シュウジはどきりとした。テルハが表情を曇らせる。
「その力で、人を殺せる?」
頭の中が白くなる。考えがつかなくなって、状況が飲み込めなくなるときにそういう言い方をするが、いつもと違った。言い換えるなら、頭の中が黒くなった。考えを止めろ。何も見せるな。
「質問に拒否をしようとしてるから、殺したことがあるんだね」
ダメだ。こいつは危険だ。今ならまだ逃げられる。シュウジは席を立ち上がろうとする。テルハが呼び止める。
「僕なら、君の欲しい情報をあげられるよ」
シュウジの体は凍りついた。手がかりを見つけられる。
「一人、殺して欲しいやつがいるんだ」
冗談だろ。俺は誰でも殺すってわけじゃない。クズしか殺さないんだよ。それが俺のルールだ。お断りだ。
「そいつは最低の下種だから、君も気に入ってくれると思うけど」
この女、見た目と違って相当ひどいな。
「そうだよ。僕も自分の力で何人も人を殺したんだ」
「じゃあ、自分でやれよ」
「出来るなら……」
テルハが突然震え始める。手に持っていたフォークを落とし、両腕で自分を押さえつける。
「出来るなら自分でやってるよ。でも、僕には無理なんだ。あいつが怖くて……」
シュウジはそっと右手を伸ばした。テルハの頬に触れる。テルハの体がびくりと反応し、顔を上げてシュウジを見る。震えは消えていた。テルハの手がゆっくりとシュウジの手を払う。
「僕に触らないで」
「友達が死んだ。

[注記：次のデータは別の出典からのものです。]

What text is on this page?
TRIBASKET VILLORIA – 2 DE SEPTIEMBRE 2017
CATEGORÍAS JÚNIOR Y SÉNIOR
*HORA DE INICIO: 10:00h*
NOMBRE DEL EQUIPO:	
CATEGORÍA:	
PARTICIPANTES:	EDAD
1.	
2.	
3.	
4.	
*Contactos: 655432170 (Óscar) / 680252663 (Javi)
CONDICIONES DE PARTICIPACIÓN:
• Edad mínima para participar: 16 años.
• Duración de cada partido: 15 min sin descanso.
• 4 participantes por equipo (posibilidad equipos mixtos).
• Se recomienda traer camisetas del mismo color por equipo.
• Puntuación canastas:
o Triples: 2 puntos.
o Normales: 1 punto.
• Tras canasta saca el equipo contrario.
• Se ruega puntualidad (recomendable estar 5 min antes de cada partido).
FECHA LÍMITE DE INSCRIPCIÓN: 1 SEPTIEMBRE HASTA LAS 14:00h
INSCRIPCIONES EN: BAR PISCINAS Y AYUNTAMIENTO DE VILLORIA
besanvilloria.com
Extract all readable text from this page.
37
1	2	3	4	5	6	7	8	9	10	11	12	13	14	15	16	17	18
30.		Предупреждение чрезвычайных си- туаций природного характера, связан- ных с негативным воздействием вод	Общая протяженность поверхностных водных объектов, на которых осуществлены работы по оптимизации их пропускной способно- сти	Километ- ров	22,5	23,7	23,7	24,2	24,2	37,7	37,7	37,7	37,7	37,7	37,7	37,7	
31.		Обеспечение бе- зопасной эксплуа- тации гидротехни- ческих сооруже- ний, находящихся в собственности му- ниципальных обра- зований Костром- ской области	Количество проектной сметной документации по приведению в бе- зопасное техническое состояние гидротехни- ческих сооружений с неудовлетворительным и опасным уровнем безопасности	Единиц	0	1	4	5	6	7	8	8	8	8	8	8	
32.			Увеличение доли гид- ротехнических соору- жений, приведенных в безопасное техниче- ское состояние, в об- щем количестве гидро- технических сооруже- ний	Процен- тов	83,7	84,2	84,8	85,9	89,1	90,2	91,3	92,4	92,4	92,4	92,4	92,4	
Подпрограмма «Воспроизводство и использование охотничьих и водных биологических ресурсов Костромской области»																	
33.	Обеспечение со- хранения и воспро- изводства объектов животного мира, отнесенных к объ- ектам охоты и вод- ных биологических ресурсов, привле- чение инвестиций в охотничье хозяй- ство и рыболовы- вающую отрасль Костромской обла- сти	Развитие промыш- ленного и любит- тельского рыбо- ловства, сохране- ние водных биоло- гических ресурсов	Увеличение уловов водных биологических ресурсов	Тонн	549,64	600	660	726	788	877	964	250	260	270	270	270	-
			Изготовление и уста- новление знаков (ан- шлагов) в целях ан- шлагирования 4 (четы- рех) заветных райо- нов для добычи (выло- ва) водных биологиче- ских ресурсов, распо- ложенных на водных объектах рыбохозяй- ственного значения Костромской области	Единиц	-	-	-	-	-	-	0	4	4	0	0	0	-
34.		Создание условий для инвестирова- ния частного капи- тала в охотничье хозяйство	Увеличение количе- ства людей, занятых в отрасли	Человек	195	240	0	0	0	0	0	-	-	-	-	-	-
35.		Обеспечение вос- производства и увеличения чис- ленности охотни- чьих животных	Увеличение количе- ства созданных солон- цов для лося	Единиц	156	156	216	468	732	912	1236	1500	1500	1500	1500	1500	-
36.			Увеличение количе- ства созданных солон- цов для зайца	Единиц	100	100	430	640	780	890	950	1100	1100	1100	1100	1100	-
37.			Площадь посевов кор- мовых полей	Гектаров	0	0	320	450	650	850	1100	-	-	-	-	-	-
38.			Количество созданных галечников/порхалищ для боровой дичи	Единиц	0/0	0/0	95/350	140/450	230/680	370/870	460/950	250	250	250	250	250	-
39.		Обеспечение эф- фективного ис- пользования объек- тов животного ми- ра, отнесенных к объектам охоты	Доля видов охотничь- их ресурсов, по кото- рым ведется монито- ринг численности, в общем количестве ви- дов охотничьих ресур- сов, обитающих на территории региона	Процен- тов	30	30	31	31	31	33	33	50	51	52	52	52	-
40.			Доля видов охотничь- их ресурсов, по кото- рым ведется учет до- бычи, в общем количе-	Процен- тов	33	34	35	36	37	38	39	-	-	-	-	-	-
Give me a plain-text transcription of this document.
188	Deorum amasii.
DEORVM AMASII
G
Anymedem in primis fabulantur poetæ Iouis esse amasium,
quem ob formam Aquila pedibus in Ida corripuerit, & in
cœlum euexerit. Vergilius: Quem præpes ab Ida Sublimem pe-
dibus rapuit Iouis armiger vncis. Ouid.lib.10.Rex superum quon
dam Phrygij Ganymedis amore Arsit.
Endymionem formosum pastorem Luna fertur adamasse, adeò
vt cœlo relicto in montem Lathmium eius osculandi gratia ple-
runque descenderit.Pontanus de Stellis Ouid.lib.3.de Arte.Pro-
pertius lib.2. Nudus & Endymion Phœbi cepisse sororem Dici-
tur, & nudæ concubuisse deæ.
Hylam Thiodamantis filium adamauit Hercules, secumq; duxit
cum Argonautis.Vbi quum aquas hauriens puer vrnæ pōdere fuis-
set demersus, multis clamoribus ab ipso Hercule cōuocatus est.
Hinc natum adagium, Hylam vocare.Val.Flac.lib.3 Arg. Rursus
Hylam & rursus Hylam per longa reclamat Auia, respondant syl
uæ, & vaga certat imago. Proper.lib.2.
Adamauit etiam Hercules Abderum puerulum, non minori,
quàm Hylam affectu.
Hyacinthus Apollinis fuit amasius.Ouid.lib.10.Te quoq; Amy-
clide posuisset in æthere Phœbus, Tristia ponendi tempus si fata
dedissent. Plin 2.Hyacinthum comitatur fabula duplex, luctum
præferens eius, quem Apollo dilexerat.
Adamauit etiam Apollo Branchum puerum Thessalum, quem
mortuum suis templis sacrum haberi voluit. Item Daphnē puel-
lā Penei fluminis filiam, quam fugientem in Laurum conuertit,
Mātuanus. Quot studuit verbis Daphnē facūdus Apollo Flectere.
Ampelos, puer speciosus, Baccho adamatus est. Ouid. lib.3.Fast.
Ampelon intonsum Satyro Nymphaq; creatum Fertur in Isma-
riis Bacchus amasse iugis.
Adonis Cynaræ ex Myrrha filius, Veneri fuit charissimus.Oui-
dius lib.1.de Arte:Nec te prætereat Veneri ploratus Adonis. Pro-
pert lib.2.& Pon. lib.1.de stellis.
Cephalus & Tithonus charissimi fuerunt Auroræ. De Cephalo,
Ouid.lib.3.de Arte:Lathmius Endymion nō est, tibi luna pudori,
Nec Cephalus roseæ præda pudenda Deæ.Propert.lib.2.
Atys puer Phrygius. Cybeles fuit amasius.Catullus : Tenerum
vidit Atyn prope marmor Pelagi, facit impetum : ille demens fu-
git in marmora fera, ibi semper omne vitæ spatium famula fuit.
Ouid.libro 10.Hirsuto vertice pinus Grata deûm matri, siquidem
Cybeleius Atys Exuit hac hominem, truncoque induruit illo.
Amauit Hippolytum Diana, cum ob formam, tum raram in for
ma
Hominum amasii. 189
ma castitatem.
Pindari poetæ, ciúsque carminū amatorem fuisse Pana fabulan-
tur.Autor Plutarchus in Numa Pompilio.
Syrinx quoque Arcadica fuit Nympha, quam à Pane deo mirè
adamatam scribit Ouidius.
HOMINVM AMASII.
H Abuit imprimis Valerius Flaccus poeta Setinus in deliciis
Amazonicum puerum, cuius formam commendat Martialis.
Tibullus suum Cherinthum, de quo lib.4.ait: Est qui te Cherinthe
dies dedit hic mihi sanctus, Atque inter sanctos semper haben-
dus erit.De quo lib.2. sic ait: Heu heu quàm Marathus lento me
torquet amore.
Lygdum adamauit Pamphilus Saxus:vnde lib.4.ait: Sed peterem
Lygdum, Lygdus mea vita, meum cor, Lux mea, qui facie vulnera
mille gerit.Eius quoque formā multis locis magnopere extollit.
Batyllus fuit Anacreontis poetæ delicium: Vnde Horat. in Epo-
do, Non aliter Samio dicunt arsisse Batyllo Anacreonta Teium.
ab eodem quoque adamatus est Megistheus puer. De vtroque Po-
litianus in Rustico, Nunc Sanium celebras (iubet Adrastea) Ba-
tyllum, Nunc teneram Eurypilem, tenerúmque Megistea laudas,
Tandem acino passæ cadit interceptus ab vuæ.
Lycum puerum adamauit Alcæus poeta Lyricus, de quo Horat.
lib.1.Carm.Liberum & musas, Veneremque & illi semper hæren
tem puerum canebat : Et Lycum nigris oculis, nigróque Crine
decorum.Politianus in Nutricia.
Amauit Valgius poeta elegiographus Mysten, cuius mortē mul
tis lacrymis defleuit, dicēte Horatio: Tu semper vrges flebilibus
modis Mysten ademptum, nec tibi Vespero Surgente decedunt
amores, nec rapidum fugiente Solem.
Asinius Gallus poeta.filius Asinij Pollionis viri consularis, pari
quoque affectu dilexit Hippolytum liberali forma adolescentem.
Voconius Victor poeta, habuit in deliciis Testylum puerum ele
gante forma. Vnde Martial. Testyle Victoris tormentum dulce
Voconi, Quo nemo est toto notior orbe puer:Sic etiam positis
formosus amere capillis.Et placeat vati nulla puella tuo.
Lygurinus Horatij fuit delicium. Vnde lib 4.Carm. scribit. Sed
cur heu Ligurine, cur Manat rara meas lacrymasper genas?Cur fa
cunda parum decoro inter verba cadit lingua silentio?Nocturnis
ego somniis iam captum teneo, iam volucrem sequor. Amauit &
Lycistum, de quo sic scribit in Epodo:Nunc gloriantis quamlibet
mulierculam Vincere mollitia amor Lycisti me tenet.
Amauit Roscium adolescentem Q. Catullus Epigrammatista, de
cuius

殺した奴を探してる」
「後藤田を殺してくれたら、君に協力するよ」
「ダメだ」
シュウジは、食事を再開する。
「俺のほうが先だ」
和也の事を考えると正気でいられなくなる。そんな状態でゴミ掃除が出来るか。そうだろ? ゴミ掃除は雨の日にはやらないものだ。晴れた日にするほうが掃除がはかどるものだ。
「わかった」
それから二人は店を出るまで一言も会話をしなかった。